В последующие месяцы мы с Воном провели много часов, разъезжая взад-вперед по скоростным дорогам, обвивавшим аэропорт с севера до юга. Спокойствие летних вечеров разлеталось вдребезги, когда на этих скоростных магистралях случалась очередная кошмарная авария. Слушая полицейскую сводку на мощном радиоприемнике Вона, мы мчались от одного несчастья к другому. Зачастую мы притормаживали близ дуговых ламп, расставленных для освещения места аварии, и смотрели, как пожарные, врачи и ребята из полиции возятся — подсвечивая себе ацетиленовыми горелками, отдавая короткие, хриплые команды погрузчикам, отжимая бессознательных жен от раздавленных насмерть металлическими тисками мужей, возлагая трупы на дежурно-зеленые носилки.
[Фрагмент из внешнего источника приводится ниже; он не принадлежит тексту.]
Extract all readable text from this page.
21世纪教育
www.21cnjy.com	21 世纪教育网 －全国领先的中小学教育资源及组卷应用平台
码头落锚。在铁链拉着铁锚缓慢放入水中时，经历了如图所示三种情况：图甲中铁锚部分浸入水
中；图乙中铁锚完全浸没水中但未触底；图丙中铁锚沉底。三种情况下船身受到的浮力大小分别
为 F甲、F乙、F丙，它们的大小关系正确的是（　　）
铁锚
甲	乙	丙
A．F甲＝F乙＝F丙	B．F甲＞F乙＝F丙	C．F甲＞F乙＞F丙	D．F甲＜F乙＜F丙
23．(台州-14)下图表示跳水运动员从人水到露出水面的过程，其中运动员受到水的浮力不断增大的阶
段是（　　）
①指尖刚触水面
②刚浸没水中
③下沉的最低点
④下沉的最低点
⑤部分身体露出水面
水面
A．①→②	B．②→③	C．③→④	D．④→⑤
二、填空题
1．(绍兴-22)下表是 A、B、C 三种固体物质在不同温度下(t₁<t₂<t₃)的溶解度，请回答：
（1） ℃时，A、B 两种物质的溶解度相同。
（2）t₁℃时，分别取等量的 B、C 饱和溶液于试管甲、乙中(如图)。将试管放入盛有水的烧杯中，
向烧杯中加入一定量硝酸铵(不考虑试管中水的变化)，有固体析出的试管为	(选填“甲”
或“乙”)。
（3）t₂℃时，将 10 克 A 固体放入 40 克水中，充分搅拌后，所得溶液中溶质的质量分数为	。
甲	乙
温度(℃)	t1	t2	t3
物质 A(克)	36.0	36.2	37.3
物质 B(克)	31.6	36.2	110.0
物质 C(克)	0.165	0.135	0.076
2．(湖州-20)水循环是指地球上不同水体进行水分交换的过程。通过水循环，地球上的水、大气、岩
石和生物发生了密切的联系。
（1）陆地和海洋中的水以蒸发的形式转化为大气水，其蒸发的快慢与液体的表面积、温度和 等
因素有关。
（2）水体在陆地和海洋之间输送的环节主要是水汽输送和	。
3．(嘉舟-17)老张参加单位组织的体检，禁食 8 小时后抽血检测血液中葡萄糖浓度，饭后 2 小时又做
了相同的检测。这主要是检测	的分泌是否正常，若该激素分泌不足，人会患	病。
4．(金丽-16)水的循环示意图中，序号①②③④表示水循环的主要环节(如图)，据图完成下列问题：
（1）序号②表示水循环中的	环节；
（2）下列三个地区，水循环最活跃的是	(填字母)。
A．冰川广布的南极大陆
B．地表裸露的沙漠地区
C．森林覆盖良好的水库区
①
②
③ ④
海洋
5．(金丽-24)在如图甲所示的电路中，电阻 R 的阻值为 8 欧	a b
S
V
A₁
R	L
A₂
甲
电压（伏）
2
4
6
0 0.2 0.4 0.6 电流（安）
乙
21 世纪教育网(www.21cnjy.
А иногда Вон выбегал наружу, протискивался, отпихивал с дороги других зевак, иногда — и медиков, попадал в объектив камер, принадлежавших репортерам экстренной хроники… и снимал сам. Камера. Объектив. Вспышка! Больше всего ему нравились столкновения с бетонными столбами: меланхолично-искривленный, растекшийся, смявшийся металл трогательно обнимает невозмутимую, отчужденную, горделивую твердь.
Один раз мы вместе — первые — добрались до разбившегося вот так автомобиля. Женщина в салоне — среднего возраста кассирша из магазина беспошлинной торговли спиртным при аэропорте — была еще жива. Она приподнялась навстречу нам, и, когда Вон щелкал своей камерой, острые клинья стекла в ее волосах вспыхивали отраженным светом каждому снимку в такт — будто бриллианты. Ослабив узел галстука, я беспомощно зашарил по ее телу в поисках травм. Она глядела на меня безмолвно, лежа на боку поперек сиденья. Я смотрел, как кровь окрашивает ее белую блузку. Сделав последний снимок, Вон опустился на колени и осторожно обнял ее голову, принялся шептать что‑то ей на ухо. Мы вместе помогли уложить ее на носилки скорой помощи.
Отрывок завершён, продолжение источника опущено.